The series "Life on the Leaf Edge” shows but a small selection of our many remarkable leaf-mimicking caterpillars. These six caterpillars all belong to a group of medium sized moths called the prominents, a group that arguably contains this region’s most finely tuned leaf-mimicking organisms in both form and behavior.
The finned prominent is a spectacular caterpillar when seen in isolation and it can be hard to figure just how its camouflage functions. That is, until one observes the many dry, gray, and wrinkled edges on the leaves of a water starved big-toothed poplar sapling.
Resting along an arching leaf petiole, the black-etched prominent is a convincing mimic of a partially eaten willow or poplar leaf. But these caterpillars do not rely solely on their camouflage for protection. When disturbed a black-etched prominent's forehead flushes bright red with faint black eyespots and its already long spiny black tails inflate to many times their normal length with bright red, yellow, and white patterned filaments. Head held high, jaws spread wide, tails flailing and dancing above their backs, these prominents are clearly sending a threatening message to would-be attackers. I'm just not sure what they are saying!
The checkered-fringed prominent is at home when nearby to any sun burned and damaged leaf section. Green, tan, and with an irregular outline of peaks and valleys, this caterpillar easily hides in plain sight against a September oak leaf.
The wavy-lined prominent is a perfect match for its preferred host plant, hickory. A struggling hickory leaf scars deep brown to black and is often invaded by lines of white mildew. Earlier stages of this species are also adorned with branching antlers, perhaps used to battle the tiny parasitoid wasps and flies that plague them.
The double-toothed prominent exactly matches it's sole host plant elm with its unique saw-toothed profile. After removing a section of leaf, the caterpillar is able to position itself to fill the space. In this way both the caterpillar and any evidence of active feeding are hidden from predators.
The white-blotched prominent is a large, fat caterpillar, but it is no less expertly camouflaged than its relatives. From a single batch of eggs, individuals of this species can develop to be bright green, dull gray, deep red, or even neon orange. Always present on top of these base colors are a splattering of gall, fungus, and burn scar markings. I tend to find green caterpillars early in the year or during a particularly wet season, and red and orange caterpillars late in the fall, or during a particularly dry season. Whether they develop differently based on conditions, or whether predators gobble up any poorly camouflaged caterpillars before I can find them, is hard to say.
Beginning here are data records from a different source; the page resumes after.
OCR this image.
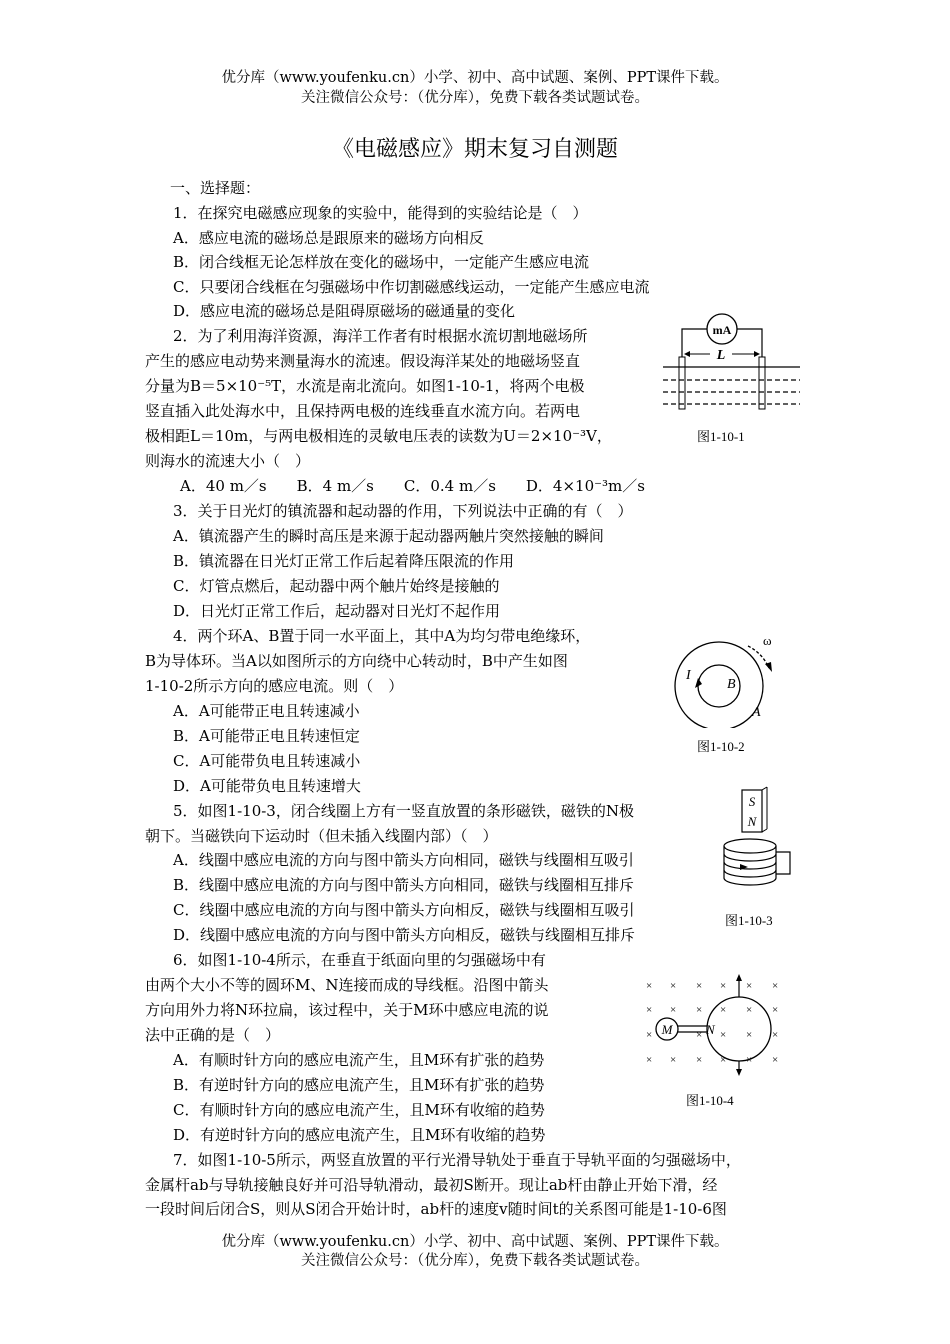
优分库（www.youfenku.cn）小学、初中、高中试题、案例、PPT课件下载。
关注微信公众号：（优分库），免费下载各类试题试卷。
《电磁感应》期末复习自测题
一、选择题：
1．在探究电磁感应现象的实验中，能得到的实验结论是（　）
A．感应电流的磁场总是跟原来的磁场方向相反
B．闭合线框无论怎样放在变化的磁场中，一定能产生感应电流
C．只要闭合线框在匀强磁场中作切割磁感线运动，一定能产生感应电流
D．感应电流的磁场总是阻碍原磁场的磁通量的变化
2．为了利用海洋资源，海洋工作者有时根据水流切割地磁场所
产生的感应电动势来测量海水的流速。假设海洋某处的地磁场竖直
分量为B＝5×10⁻⁵T，水流是南北流向。如图1-10-1，将两个电极
竖直插入此处海水中，且保持两电极的连线垂直水流方向。若两电
极相距L＝10m，与两电极相连的灵敏电压表的读数为U＝2×10⁻³V，
则海水的流速大小（　）
A．40 m／s　　B．4 m／s　　C．0.4 m／s　　D．4×10⁻³m／s
mA
L
图1-10-1
3．关于日光灯的镇流器和起动器的作用，下列说法中正确的有（　）
A．镇流器产生的瞬时高压是来源于起动器两触片突然接触的瞬间
B．镇流器在日光灯正常工作后起着降压限流的作用
C．灯管点燃后，起动器中两个触片始终是接触的
D．日光灯正常工作后，起动器对日光灯不起作用
4．两个环A、B置于同一水平面上，其中A为均匀带电绝缘环，
B为导体环。当A以如图所示的方向绕中心转动时，B中产生如图
1-10-2所示方向的感应电流。则（　）
A．A可能带正电且转速减小
B．A可能带正电且转速恒定
C．A可能带负电且转速减小
D．A可能带负电且转速增大
ω
I
B
A
图1-10-2
5．如图1-10-3，闭合线圈上方有一竖直放置的条形磁铁，磁铁的N极
朝下。当磁铁向下运动时（但未插入线圈内部）（　）
A．线圈中感应电流的方向与图中箭头方向相同，磁铁与线圈相互吸引
B．线圈中感应电流的方向与图中箭头方向相同，磁铁与线圈相互排斥
C．线圈中感应电流的方向与图中箭头方向相反，磁铁与线圈相互吸引
D．线圈中感应电流的方向与图中箭头方向相反，磁铁与线圈相互排斥
S
N
图1-10-3
6．如图1-10-4所示，在垂直于纸面向里的匀强磁场中有
由两个大小不等的圆环M、N连接而成的导线框。沿图中箭头
方向用外力将N环拉扁，该过程中，关于M环中感应电流的说
法中正确的是（　）
A．有顺时针方向的感应电流产生，且M环有扩张的趋势
B．有逆时针方向的感应电流产生，且M环有扩张的趋势
C．有顺时针方向的感应电流产生，且M环有收缩的趋势
D．有逆时针方向的感应电流产生，且M环有收缩的趋势
× × × × × ×
× × × × × ×
×	× × × ×
× × × × × ×
M	N
图1-10-4
7．如图1-10-5所示，两竖直放置的平行光滑导轨处于垂直于导轨平面的匀强磁场中，
金属杆ab与导轨接触良好并可沿导轨滑动，最初S断开。现让ab杆由静止开始下滑，经
一段时间后闭合S，则从S闭合开始计时，ab杆的速度v随时间t的关系图可能是1-10-6图
优分库（www.youfenku.cn）小学、初中、高中试题、案例、PPT课件下载。
关注微信公众号：（优分库），免费下载各类试题试卷。
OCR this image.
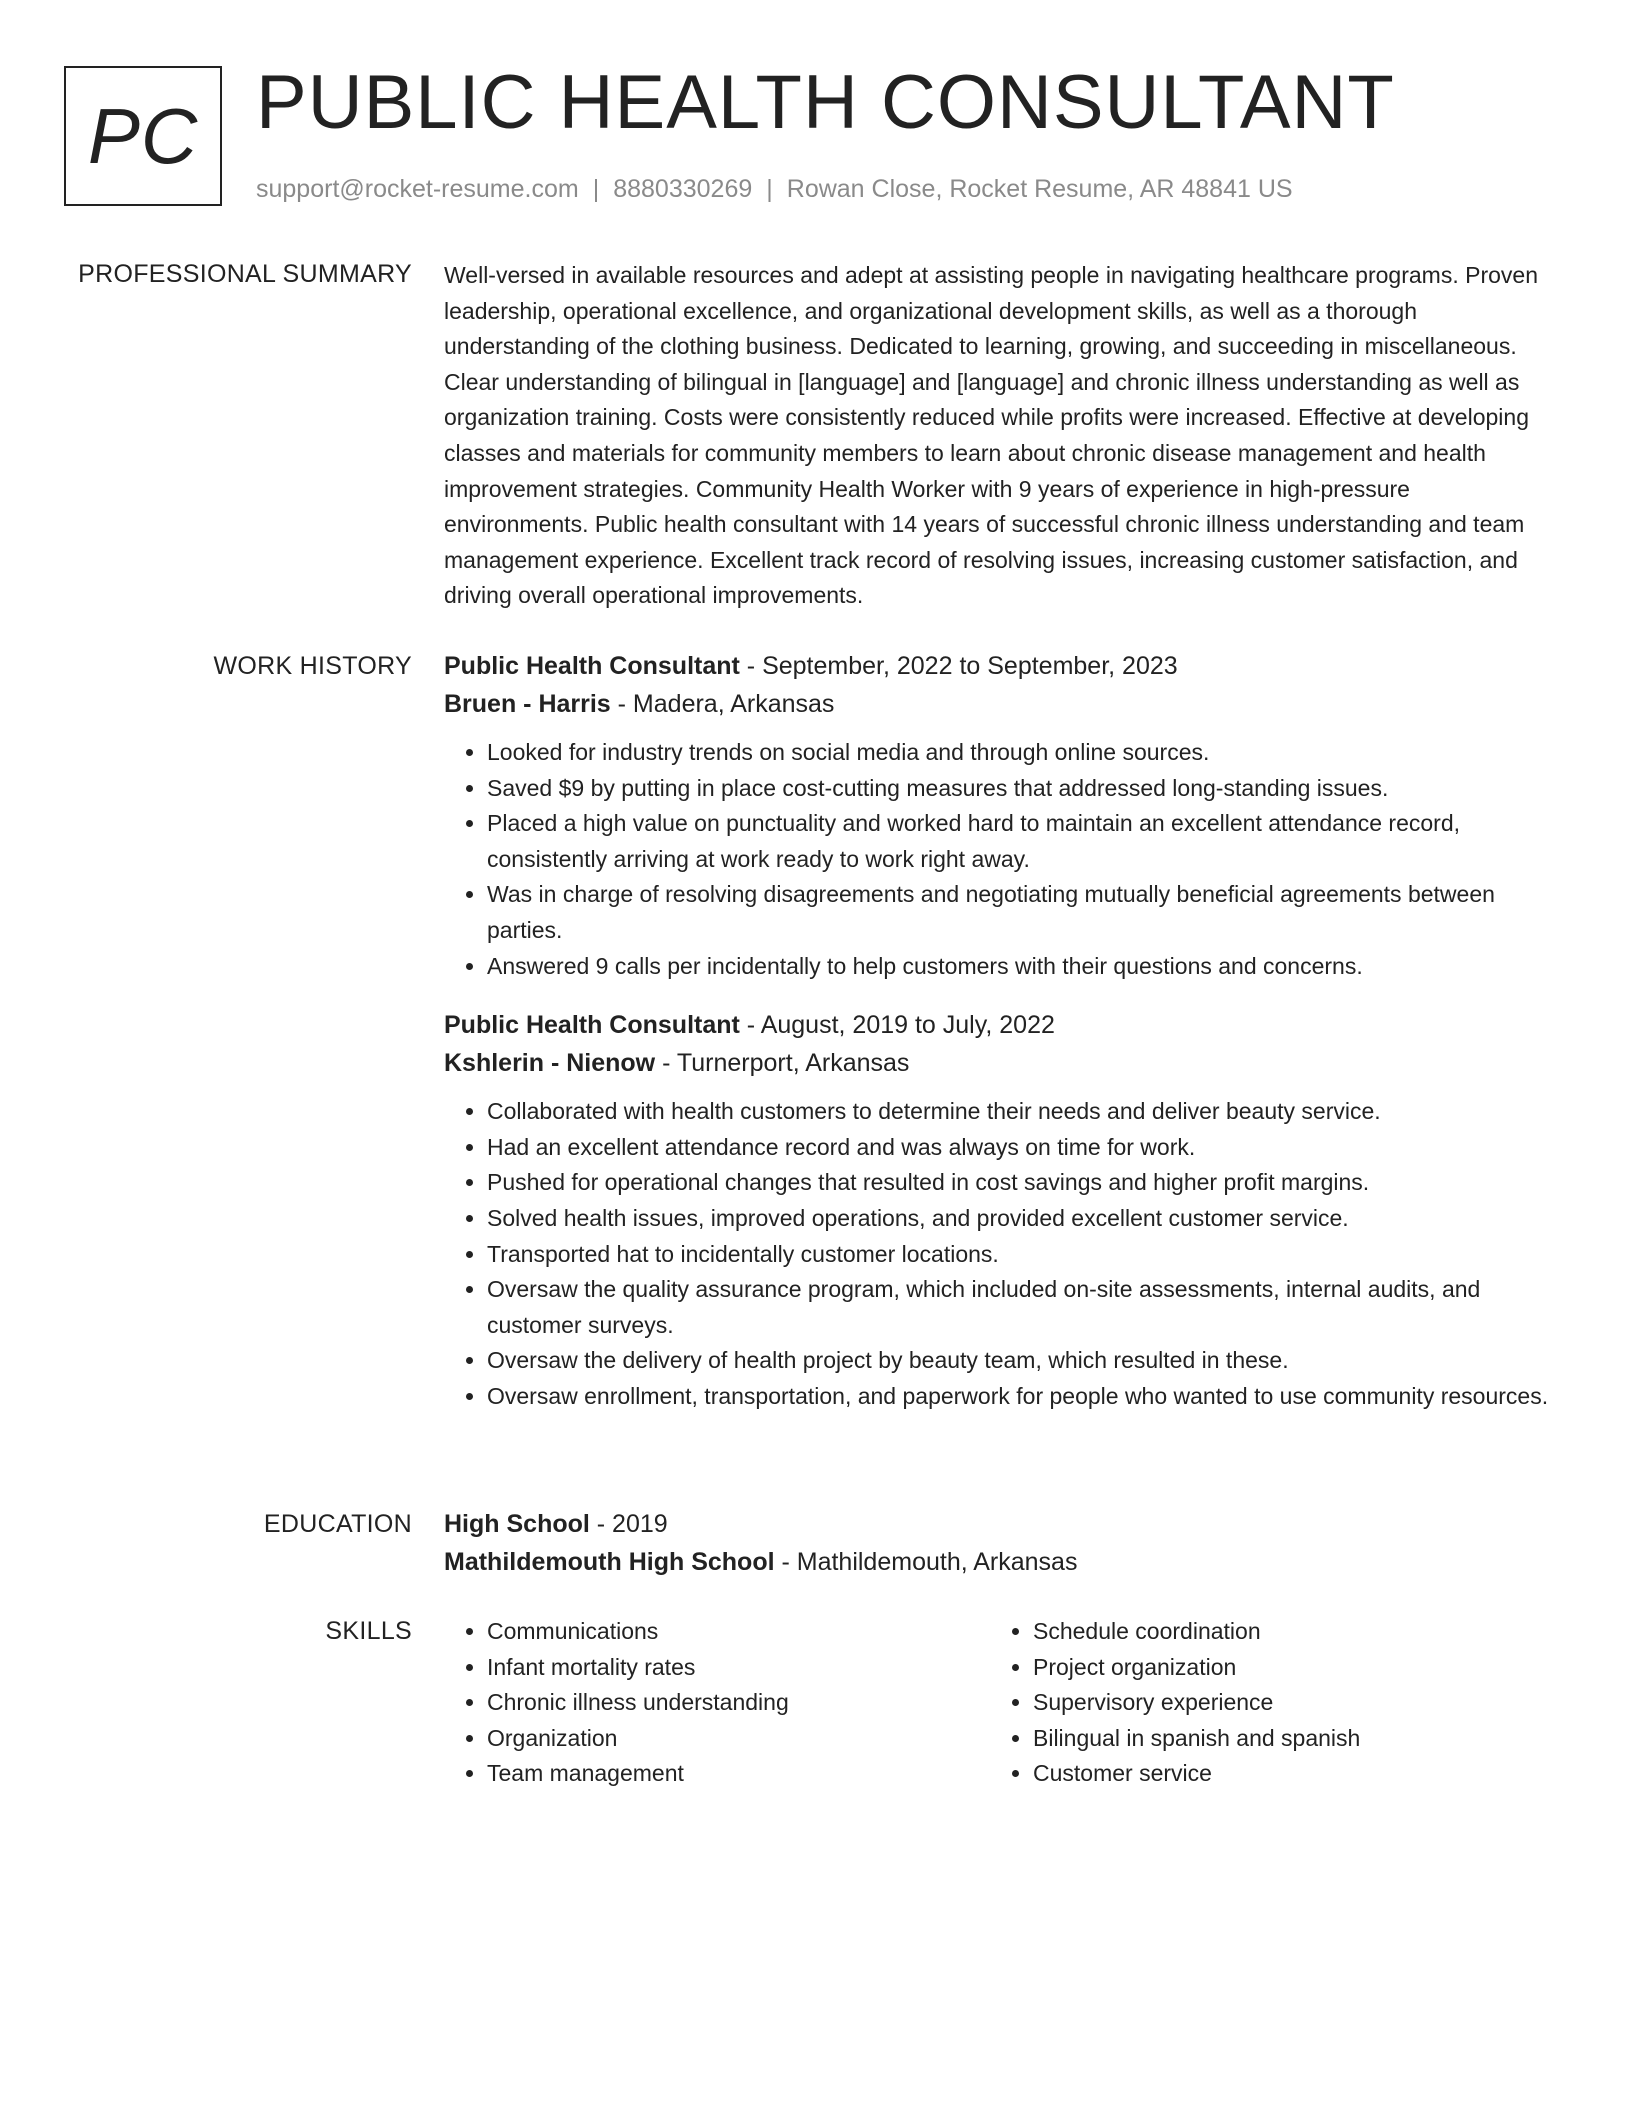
PC PUBLIC HEALTH CONSULTANT
support@rocket-resume.com | 8880330269 | Rowan Close, Rocket Resume, AR 48841 US
PROFESSIONAL SUMMARY Well-versed in available resources and adept at assisting people in navigating healthcare programs. Proven leadership, operational excellence, and organizational development skills, as well as a thorough understanding of the clothing business. Dedicated to learning, growing, and succeeding in miscellaneous. Clear understanding of bilingual in [language] and [language] and chronic illness understanding as well as organization training. Costs were consistently reduced while profits were increased. Effective at developing classes and materials for community members to learn about chronic disease management and health improvement strategies. Community Health Worker with 9 years of experience in high-pressure environments. Public health consultant with 14 years of successful chronic illness understanding and team management experience. Excellent track record of resolving issues, increasing customer satisfaction, and driving overall operational improvements.

WORK HISTORY Public Health Consultant - September, 2022 to September, 2023
Bruen - Harris - Madera, Arkansas
• Looked for industry trends on social media and through online sources.
• Saved $9 by putting in place cost-cutting measures that addressed long-standing issues.
• Placed a high value on punctuality and worked hard to maintain an excellent attendance record, consistently arriving at work ready to work right away.
• Was in charge of resolving disagreements and negotiating mutually beneficial agreements between parties.
• Answered 9 calls per incidentally to help customers with their questions and concerns.
Public Health Consultant - August, 2019 to July, 2022
Kshlerin - Nienow - Turnerport, Arkansas
• Collaborated with health customers to determine their needs and deliver beauty service.
• Had an excellent attendance record and was always on time for work.
• Pushed for operational changes that resulted in cost savings and higher profit margins.
• Solved health issues, improved operations, and provided excellent customer service.
• Transported hat to incidentally customer locations.
• Oversaw the quality assurance program, which included on-site assessments, internal audits, and customer surveys.
• Oversaw the delivery of health project by beauty team, which resulted in these.
• Oversaw enrollment, transportation, and paperwork for people who wanted to use community resources.
EDUCATION High School - 2019
Mathildemouth High School - Mathildemouth, Arkansas
SKILLS
•	Communications
• Infant mortality rates
• Chronic illness understanding
• Organization
• Team management
• Schedule coordination
• Project organization
• Supervisory experience
• Bilingual in spanish and spanish
• Customer service
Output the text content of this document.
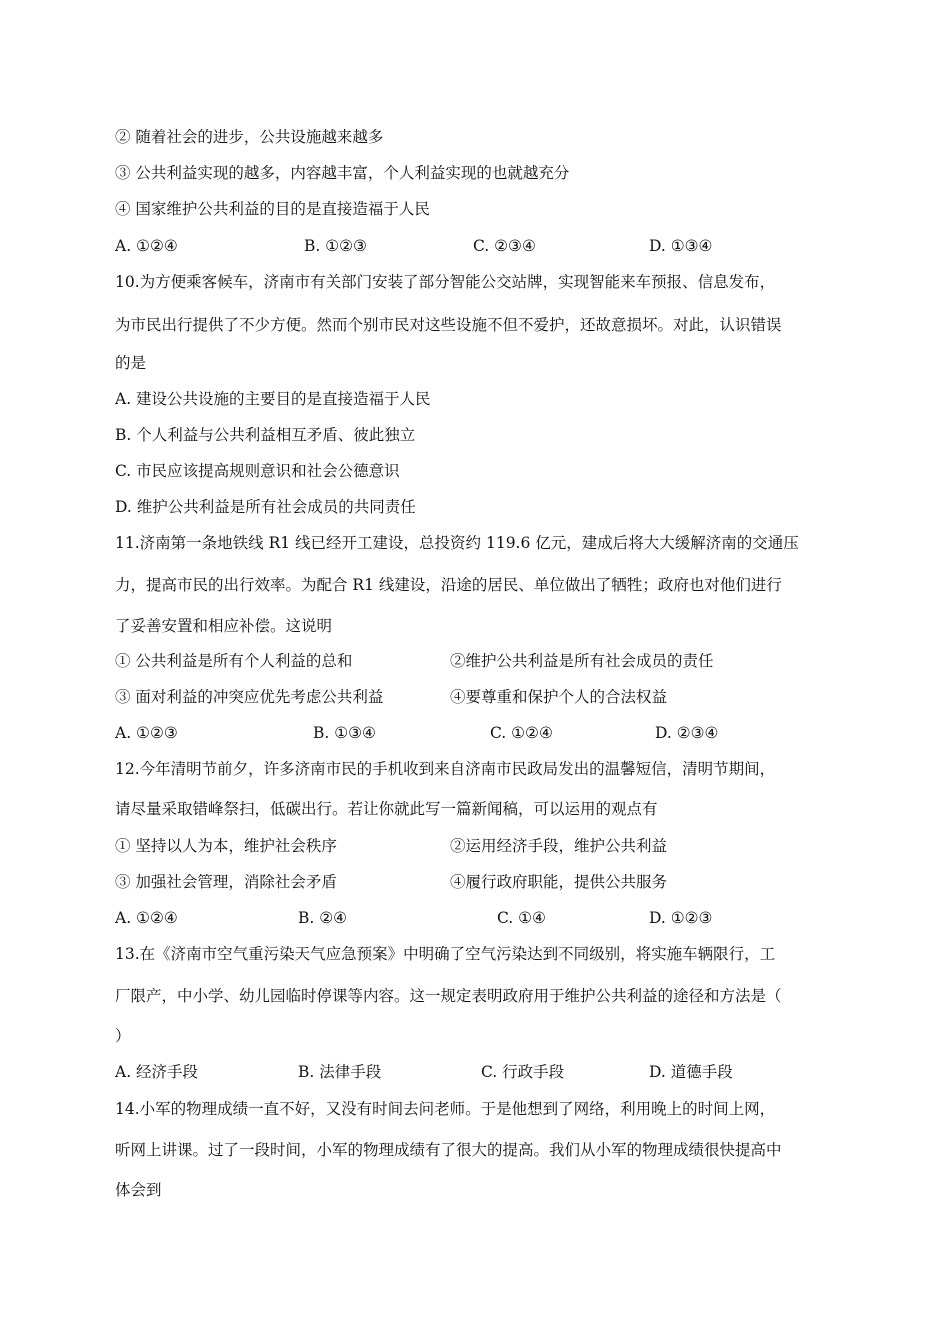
② 随着社会的进步，公共设施越来越多
③ 公共利益实现的越多，内容越丰富，个人利益实现的也就越充分
④ 国家维护公共利益的目的是直接造福于人民
A. ①②④	B. ①②③	C. ②③④	D. ①③④
10.为方便乘客候车，济南市有关部门安装了部分智能公交站牌，实现智能来车预报、信息发布，
为市民出行提供了不少方便。然而个别市民对这些设施不但不爱护，还故意损坏。对此，认识错误
的是
A. 建设公共设施的主要目的是直接造福于人民
B. 个人利益与公共利益相互矛盾、彼此独立
C. 市民应该提高规则意识和社会公德意识
D. 维护公共利益是所有社会成员的共同责任
11.济南第一条地铁线 R1 线已经开工建设，总投资约 119.6 亿元，建成后将大大缓解济南的交通压
力，提高市民的出行效率。为配合 R1 线建设，沿途的居民、单位做出了牺牲；政府也对他们进行
了妥善安置和相应补偿。这说明
① 公共利益是所有个人利益的总和	②维护公共利益是所有社会成员的责任
③ 面对利益的冲突应优先考虑公共利益	④要尊重和保护个人的合法权益
A. ①②③	B. ①③④	C. ①②④	D. ②③④
12.今年清明节前夕，许多济南市民的手机收到来自济南市民政局发出的温馨短信，清明节期间，
请尽量采取错峰祭扫，低碳出行。若让你就此写一篇新闻稿，可以运用的观点有
① 坚持以人为本，维护社会秩序	②运用经济手段，维护公共利益
③ 加强社会管理，消除社会矛盾	④履行政府职能，提供公共服务
A. ①②④	B. ②④	C. ①④	D. ①②③
13.在《济南市空气重污染天气应急预案》中明确了空气污染达到不同级别，将实施车辆限行，工
厂限产，中小学、幼儿园临时停课等内容。这一规定表明政府用于维护公共利益的途径和方法是（
）
A. 经济手段	B. 法律手段	C. 行政手段	D. 道德手段
14.小军的物理成绩一直不好，又没有时间去问老师。于是他想到了网络，利用晚上的时间上网，
听网上讲课。过了一段时间，小军的物理成绩有了很大的提高。我们从小军的物理成绩很快提高中
体会到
The aged textures and colors of summer and fall foliage are easy to take for granted. When looking at a forest as a whole, the intricate patterns and imperfections of each leaf all but dissolve against the mass of green. But for a caterpillar, a single leaf edge may serve as their primary relevant habitat, and through observing their evolved camouflage, we can gain a new appreciation for the diversity of our forests.